Reel Recovery is in its third active year, and the participation increases every year. Expert fly-fishermen are on-site to teach men how to fly-fish, and to help those who haven't done it in a while. Jim Crouse, owner of Pleasant Valley Fly-Fishing Reserve, donated the reserve to Reel Recovery for the event. Golub said he hopes they will be able to have more retreats a year, in many different states.

This year there were 12 participants, mostly from Northern Nevada and California, as well as past participants who come back to visit and say hello.

"This is a pretty extraordinary group of guys," said Bob Macias, club member of the High Sierra Fly Casters and owner of Bent Rod Flyfishing. "They're having a lot of fun."

The men are all in different stages of recovery and some of them had never fished before.

"I'm an absolute raw novice at this," laughed Ron Church from Carson City.

South Lake Tahoe resident Rex Pershnick, a cancer survivor and previous participant, came back this year.

"I came back this year as a buddy," Pershnick said, smiling widely.

The men spent the better part of the morning learning how to fly fish and attempting to catch some trout.

"It's not 'Brokeback Mountain' here, we are seriously fishing," joked participant David Seidler.

Mike Martinkus, from Carson City, came for the second year in a row, but this time he was not there as a fisherman.

"I was looking forward to seeing guys from last year," he said. "The first one I participated in, I was still in chemo. The program is really great. It's a big deal, you know. It's a big deal to be alive."

Phil Pindel, a lukemia patient from Gardnerville, agrees.

"It's really great for guys who have never fished before," he said, although he himself has been fishing for about two years.

Jerry Crum, who worked hard to get the program on its feet, also has a special connection with the event.

Crum was diagnosed with cancer in 1997 and was introduced to fly fishing a year later.
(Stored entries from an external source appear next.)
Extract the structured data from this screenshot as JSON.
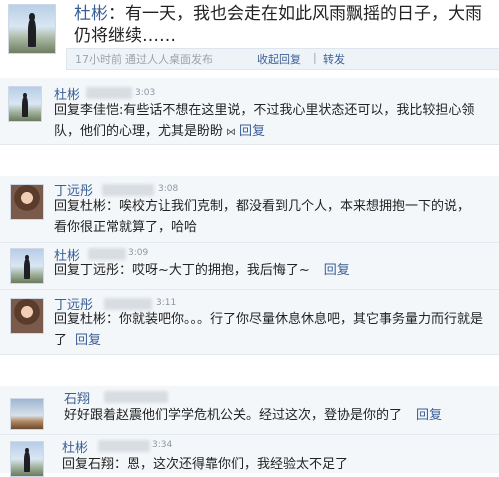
{
  "main_post": {
    "author": "杜彬",
    "text": "有一天，我也会走在如此风雨飘摇的日子，大雨仍将继续……",
    "time": "17小时前",
    "via": "通过人人桌面发布",
    "reply_label": "收起回复",
    "separator": "|",
    "share_label": "转发"
  },
  "comments": [
    {
      "author": "杜彬",
      "time": "3:03",
      "text": "回复李佳恺:有些话不想在这里说，不过我心里状态还可以，我比较担心领队，他们的心理，尤其是盼盼",
      "reply": "回复"
    },
    {
      "author": "丁远彤",
      "time": "3:08",
      "text": "回复杜彬：唉校方让我们克制，都没看到几个人，本来想拥抱一下的说，看你很正常就算了，哈哈",
      "reply": "回复"
    },
    {
      "author": "杜彬",
      "time": "3:09",
      "text": "回复丁远彤：哎呀~大丁的拥抱，我后悔了~",
      "reply": "回复"
    },
    {
      "author": "丁远彤",
      "time": "3:11",
      "text": "回复杜彬：你就装吧你。。。行了你尽量休息休息吧，其它事务量力而行就是了",
      "reply": "回复"
    },
    {
      "author": "石翔",
      "time": "",
      "text": "好好跟着赵震他们学学危机公关。经过这次，登协是你的了",
      "reply": "回复"
    },
    {
      "author": "杜彬",
      "time": "3:34",
      "text": "回复石翔：恩，这次还得靠你们，我经验太不足了",
      "reply": ""
    }
  ],
  "icons": {
    "bow": "bow-icon"
  },
  "colors": {
    "link": "#3a5f96",
    "comment_bg": "#f4f7fa"
  }
}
He soon became fond of the sport.

"I realized it was doing something for me," said Crum. "It was bringing me peace. Cancer doesn't give you peace."

Crum then met Golub at Casting for Recovery and soon became active in the development of the men's program.

"This year is the most fun for me," said Crum. "The program is starting to mature and it's a chance to meet new people."

Crum and Golub both mentioned the overwhelming support from the community. Local groups and organizations are beginning to donate and people are trying hard to get the word out there.

A special tradition that continues each year are the fishing vests. Each man gets his own fishing vest, and signs his name and the date. The men wear their vest throughout the retreat and when the retreat is over, they pass it on to the next year's participants.

"The vests are part of the legacy of the program. It's a thread that runs throughout the program, and those who have done the program have a connection," said Golub.

Although the day was warm and the men were tired, they laughed about the abundance of sandwich meat to the lack of fish caught to their numerous tangled lines. In the end, Reel Recovery does a lot more than teaching men how to flyfish, said Macias.

"It's not about catching fish. It's about camaraderie. It's a place to reflect. It gives them hope."